Maybe language immersion really does work :-)

Mindy (whose French gets to the level where she can actually make herself understood - when she has enough time to practice :-) )
I went to french schools for the better part of six years, and it was like being dropped into another country, almost. I always thought it was funny that there wasn't a real term for 'you're welcome' in french ^^
"yeah, right" as in meaning the complete opposite. The only case in the ENglish language, AFAIK, where a double positive actually makes a negative.
I first heard that in a joke, about a professor pontificating at the front of a classroom, saying that there's no such thing as a double positive implying a negative in English, and a student saying from the back row, "Yeah, yeah..."
"It's not you, it's me."
You know, the person who *says* it might not mean it. But to outside observers, it's almost always true. (I've tried to liberate friends from bad relationships with "It's not you, it's him. Once, with spectacularly bad results.)
"in my humble opinion"
Hear, hear! I actually prefer for people to say not-so-humble, and just put all their cards on the table :-)
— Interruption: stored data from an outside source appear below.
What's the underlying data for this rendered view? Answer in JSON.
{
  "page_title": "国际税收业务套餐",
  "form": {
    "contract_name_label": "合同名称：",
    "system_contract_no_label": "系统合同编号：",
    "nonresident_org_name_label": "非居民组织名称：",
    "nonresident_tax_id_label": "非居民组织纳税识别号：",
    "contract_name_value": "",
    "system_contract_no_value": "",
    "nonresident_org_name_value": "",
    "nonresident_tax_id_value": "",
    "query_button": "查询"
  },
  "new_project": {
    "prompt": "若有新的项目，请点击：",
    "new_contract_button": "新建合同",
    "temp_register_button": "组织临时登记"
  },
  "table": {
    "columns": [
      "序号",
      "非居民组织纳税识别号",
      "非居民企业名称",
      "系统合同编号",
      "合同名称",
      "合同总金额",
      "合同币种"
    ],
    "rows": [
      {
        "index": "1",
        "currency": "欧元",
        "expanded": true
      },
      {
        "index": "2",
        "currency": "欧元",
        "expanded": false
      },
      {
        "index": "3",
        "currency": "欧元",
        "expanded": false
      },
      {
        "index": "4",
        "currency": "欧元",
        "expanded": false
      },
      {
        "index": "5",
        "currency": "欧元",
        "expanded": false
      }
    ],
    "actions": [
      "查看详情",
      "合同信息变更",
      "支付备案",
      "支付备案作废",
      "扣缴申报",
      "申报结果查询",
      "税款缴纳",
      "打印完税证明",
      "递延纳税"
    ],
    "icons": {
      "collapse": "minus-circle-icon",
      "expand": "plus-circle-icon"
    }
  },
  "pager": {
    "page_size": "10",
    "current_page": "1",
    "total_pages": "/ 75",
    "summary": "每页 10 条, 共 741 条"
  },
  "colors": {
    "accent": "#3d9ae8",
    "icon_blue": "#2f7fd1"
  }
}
"I know it's not really any of my business, but..."

This one *may* take the cake. To me, it's the absolute intrusion... Or maybe that's just because I can recall very specific annoying conversations that began with it...
I hellishly, increasingly, realize that it's become standard for "literally" to mean "not literally". Most people seriously think that "I was literally flying down the road, I was driving so fast" is correct when they actually mean the exact opposite..."I was figuratively but not remotely literally flying".